Jude Bellingham to face best friend Gio Reyna in England-USA battle
From Birmingham to Borussia Dortmund, it has been an incredible couple of years for Jude Bellingham. Now the boy from Stourbridge is taking centre stage at the World Cup and even though it is increasingly difficult to remember the rangy midfielder is still a teenager, few are surprised he has already made an imprint in Qatar.
“I watched every game last year and it was an evolution, he would learn little things game by game and start to develop and get better,” says Gio Reyna, his best friend at Dortmund who has witnessed Bellingham’s development at close quarters, paying particular interest when sidelined through injury last season. “It is awesome to see. We have both had our struggles at times but to see him and the role he has taken in our team, it is great.”
Only on Friday, when England do battle with the USA, the pair will be on opposing sides. Bellingham, who opened the scoring against Iran, is certain to keep his place and Reyna could make his first appearance at the finals. “He has been really great with me over the past year. He has been the one reaching out the most and making sure things are all good. When the group [for the World Cup] was announced we were the first ones to text each other, probably 30 seconds after we found out. We have been talking some ‘smack’, but I love him. We sit next to each other on the bus, and when we fly we normally sit very close. It is just a really good relationship. We really feed off each other on and off the field. He is a really good player and we will both be ready to battle.”
Reyna is not the only member of the USA squad with links to England. The Leeds pair of Tyler Adams and Brenden Aaronson, plus Christian Pulisic of Chelsea, are three of seven USA players contracted to English clubs. Cameron Carter-Vickers, now of Celtic, began his career in earnest at Tottenham aged 11 and Yunus Musah, who was born in New York to Ghanaian parents but moved to England from Italy aged nine, started across north London at Arsenal, where he played alongside Bukayo Saka, and with Bellingham for England’s youth teams, which he captained at under-15s, -16s and -17s. “To share a field with them will be very special,” Musah says.
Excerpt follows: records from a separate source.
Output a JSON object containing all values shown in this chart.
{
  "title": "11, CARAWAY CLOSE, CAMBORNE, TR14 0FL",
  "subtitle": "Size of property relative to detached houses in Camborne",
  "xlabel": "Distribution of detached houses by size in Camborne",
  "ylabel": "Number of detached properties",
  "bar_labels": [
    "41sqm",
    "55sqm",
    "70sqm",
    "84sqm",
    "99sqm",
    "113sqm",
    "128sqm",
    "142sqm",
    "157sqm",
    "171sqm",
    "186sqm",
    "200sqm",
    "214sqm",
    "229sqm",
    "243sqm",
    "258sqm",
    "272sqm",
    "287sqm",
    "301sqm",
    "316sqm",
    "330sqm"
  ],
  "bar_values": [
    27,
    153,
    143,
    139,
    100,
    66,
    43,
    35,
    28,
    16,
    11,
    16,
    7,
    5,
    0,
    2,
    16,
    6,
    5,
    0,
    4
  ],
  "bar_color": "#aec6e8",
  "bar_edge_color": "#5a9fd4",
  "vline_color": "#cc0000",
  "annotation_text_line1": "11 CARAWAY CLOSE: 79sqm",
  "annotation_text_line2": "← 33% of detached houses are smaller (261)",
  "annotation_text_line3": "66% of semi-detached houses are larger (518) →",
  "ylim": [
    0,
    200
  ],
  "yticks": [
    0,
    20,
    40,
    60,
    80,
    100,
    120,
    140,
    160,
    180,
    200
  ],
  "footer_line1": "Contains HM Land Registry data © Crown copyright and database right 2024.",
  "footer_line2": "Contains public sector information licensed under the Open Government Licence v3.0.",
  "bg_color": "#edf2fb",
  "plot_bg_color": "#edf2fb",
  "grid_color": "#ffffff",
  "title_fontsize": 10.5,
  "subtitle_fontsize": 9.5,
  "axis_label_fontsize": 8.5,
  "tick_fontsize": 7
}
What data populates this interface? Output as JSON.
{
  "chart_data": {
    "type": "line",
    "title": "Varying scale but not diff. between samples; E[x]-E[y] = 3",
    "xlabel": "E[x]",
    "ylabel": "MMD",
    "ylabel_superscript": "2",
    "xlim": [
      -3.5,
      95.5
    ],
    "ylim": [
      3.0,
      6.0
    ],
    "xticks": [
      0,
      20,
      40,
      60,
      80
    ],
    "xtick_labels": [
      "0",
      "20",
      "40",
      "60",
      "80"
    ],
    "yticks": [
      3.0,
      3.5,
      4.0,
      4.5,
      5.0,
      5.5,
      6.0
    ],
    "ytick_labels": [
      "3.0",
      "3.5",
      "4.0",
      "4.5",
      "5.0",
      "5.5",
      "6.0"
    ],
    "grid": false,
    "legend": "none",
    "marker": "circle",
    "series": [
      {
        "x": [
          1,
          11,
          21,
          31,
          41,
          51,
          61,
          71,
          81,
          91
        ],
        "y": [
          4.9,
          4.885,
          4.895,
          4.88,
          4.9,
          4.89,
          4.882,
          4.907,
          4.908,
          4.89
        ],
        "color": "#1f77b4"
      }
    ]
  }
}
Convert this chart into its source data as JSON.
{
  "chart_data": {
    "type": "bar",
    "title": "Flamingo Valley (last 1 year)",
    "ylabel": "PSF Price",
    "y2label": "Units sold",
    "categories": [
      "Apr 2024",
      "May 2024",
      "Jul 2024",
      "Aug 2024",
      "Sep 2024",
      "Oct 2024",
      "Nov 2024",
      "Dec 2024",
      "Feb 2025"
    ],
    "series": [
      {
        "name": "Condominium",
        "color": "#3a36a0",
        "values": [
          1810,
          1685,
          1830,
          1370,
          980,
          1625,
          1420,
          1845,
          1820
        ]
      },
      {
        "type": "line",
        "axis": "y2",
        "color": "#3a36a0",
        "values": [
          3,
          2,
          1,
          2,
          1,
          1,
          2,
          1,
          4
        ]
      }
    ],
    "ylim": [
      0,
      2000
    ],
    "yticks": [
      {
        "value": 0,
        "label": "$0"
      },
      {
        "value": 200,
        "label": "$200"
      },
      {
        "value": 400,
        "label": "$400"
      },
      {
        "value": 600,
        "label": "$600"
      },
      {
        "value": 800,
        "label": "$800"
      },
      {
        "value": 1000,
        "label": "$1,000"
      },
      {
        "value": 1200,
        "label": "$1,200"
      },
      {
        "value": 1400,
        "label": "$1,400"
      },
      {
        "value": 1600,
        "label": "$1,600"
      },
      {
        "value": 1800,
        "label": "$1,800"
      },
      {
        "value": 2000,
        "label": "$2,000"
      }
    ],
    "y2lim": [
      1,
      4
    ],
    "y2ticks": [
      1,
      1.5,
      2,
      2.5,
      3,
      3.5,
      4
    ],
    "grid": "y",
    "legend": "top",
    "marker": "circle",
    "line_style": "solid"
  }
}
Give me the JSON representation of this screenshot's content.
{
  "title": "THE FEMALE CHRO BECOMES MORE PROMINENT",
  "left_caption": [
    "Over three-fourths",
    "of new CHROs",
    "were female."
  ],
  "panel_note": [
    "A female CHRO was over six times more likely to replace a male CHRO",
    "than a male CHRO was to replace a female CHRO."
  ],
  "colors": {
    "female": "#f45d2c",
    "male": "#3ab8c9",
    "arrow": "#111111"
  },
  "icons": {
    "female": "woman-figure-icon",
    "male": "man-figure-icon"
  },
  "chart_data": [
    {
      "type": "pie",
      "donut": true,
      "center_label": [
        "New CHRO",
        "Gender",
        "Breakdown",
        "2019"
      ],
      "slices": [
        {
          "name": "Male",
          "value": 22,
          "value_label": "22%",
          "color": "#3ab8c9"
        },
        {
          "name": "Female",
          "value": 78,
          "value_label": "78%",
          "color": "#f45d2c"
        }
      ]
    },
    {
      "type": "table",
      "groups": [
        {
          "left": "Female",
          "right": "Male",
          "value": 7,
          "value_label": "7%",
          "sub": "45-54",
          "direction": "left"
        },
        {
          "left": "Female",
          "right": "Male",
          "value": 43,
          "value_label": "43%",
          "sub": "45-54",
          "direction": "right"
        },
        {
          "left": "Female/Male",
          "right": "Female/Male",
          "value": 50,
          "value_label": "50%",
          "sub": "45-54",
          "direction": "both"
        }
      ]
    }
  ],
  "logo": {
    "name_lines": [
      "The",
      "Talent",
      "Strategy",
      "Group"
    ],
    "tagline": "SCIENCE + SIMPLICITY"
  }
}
Eligible to play for Ghana, Italy and the USA, Musah made 32 appearances up to and including under-18 level for England. He recalls a talk from Gareth Southgate. “It was great to have the England manager speak to you,” Musah says. “I was hoping that one day I would be selected by him.” How did he come to pin his colours to the USA last year, then? “With England I had a great time, I had nothing to complain about. I had an amazing time, great coaches, a great experience and it got to the time where I had to make a decision for my professional career and I was at that young age. I had an opportunity to play with a great team in the US and on that camp I just had a great feeling.”
Musah joined Valencia in 2019 after seven years at Arsenal, where he was coached by Greg Lincoln, now of the Football Association, and Freddie Ljungberg. “He really helped me out as well with details,” Musah says of Ljungberg. “We were on tour in Germany and one day he got us to watch the Invincibles movie [about Arsenal’s unbeaten season when they won the Premier League in 2003-04] and it was incredible to see what they achieved and the talented players they had. It was inspiring. I was like: ‘One day I would like to do that as well.’”
Musah’s Ghanaian parents still live in east London but are in Qatar for the tournament. Since being in Doha, Musah, a Muslim, has been able to practise his faith. “I am enjoying it. I was out at a shopping centre and it was time to pray and I was able to go across the road to the mosque opposite the shopping centre to pray,” Musah says. “It’s not nice when you have to be waiting a long time to pray.”
There was a moment six minutes before half-time in England’s victory over Iran when Bellingham’s desire to keep the ball in play led him off the pitch for a split-second before head-butting the corner flag in frustration as he eventually admitted defeat.
In fairness, at the moment it feels as though the 19-year-old is in such a good spot he is capable of the impossible. “What separates him is his ability to be able to do everything,” Reyna says. “There aren’t many things you can point at that he cannot do. He is a competitor. He can do everything. [If you] ask him to play left wing or left-back, he could probably do both.” Even in goal? “Yeah,” Reyna smiles.